13 oct.
2009
Survivance des lucioles de Georges Didi-Huberman par Jean-Marc Baillieu
Dans un monde d'images où le « Comment ? » a évincé le « Pourquoi ? », sommes-nous face ou à l'orée d'une catastrophe ? Faut-il baisser les bras ou espérer ? Georges Didi-Huberman (qui a beaucoup écrit à propos d'art et d'image) répond à partir d'étapes dans l'œuvre du poète et cinéaste Pier-Paolo Pasolini qui « a pensé ce rapport entre les puissantes lumières du pouvoir et les lueurs survivantes des contre-pouvoirs », ces lucioles dont Denis Roche entérina la disparition (Ed. de l'Etoile, 1982).
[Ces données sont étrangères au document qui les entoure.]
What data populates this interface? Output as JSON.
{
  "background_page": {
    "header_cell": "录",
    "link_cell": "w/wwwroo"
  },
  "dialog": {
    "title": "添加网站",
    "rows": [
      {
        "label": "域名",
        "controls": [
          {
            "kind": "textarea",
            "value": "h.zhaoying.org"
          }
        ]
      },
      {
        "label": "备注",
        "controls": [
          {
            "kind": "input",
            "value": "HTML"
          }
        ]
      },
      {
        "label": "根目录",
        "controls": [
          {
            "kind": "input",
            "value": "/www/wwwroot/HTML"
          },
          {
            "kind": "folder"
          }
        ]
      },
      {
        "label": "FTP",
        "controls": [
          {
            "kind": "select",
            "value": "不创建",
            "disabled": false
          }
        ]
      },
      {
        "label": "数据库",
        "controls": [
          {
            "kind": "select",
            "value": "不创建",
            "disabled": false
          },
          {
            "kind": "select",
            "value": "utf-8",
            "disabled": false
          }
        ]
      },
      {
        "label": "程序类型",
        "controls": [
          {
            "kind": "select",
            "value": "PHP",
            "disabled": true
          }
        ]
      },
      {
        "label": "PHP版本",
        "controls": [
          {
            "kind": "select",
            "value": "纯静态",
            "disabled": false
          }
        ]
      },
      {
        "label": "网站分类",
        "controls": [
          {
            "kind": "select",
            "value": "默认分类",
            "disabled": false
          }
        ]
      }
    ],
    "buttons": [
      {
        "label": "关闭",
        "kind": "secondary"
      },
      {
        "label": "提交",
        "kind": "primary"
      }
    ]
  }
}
Des « lueurs du désir et de l'innocence » sous le fascisme mussolinien au crypto-fascisme latent des années 1970 (les « années de plomb »), la vision de P.P. Pasolini se serait assombrie jusqu'au pessimisme («L'articolo delle lucciole » de 1975, traduit par P. Guilhon dans Ecrits corsaires, Flammarion, 1976), même si c'est oublier un peu vite l'inachevé, combatif et ravageur Petrolio (Einaudi, 1992, traduit par R . de Ceccatty, Pétrole, Gallimard, 1995). Sur une juste intuition, Didi-Huberman évalue alors la réponse de Giorgio Agamben (un proche de P.P. Pasolini et l'apôtre Philippe dans Il vangelo secondo Matteo, 1964) qui adopterait aussi une position découragée, notamment du fait de la « destruction de l'expérience ». Didi-Huberman survole plus qu'il n'approfondit la pensée d'Agamben (plus complexe que le résumé partial qu'il en fait) avant de convoquer quelques écrits de Walter Benjamin (dont on sait les circonstances du suicide) et de Georges Bataille pour contester le pronostic des deux Italiens et prôner la « volonté de chance » de « tant de signaux dans la nuit » malgré la chape de plus en plus pesante : « échapper au feu des projecteurs pour mieux émettre ses lueurs de pensées, de poésies, de désirs, de récits à transmettre coûte que coûte », « affirmer la pensée à hauteur d'expérience » même en position de retrait (rappel des Réflexions sur Lessing d'Hannah Arendt)... Didi-Huberman, pour qui les images « ouvrent l'espace » pour « organiser le pessimisme », écarte toute vision apocalyptique. Ce trajet réflexif, inégal dans sa rigueur théorique, a le mérite de poser, de manière ouverte et non pesante, la question récurrente du « Qu'y faire ? », voire celle du « Que faire ? », à la lueur de philosophes-poètes du XXème siècle adéquats, mais n'oublions pas que Pasolini et Agamben ont plus vécu dans un monde envahi d'images que Benjamin et Bataille.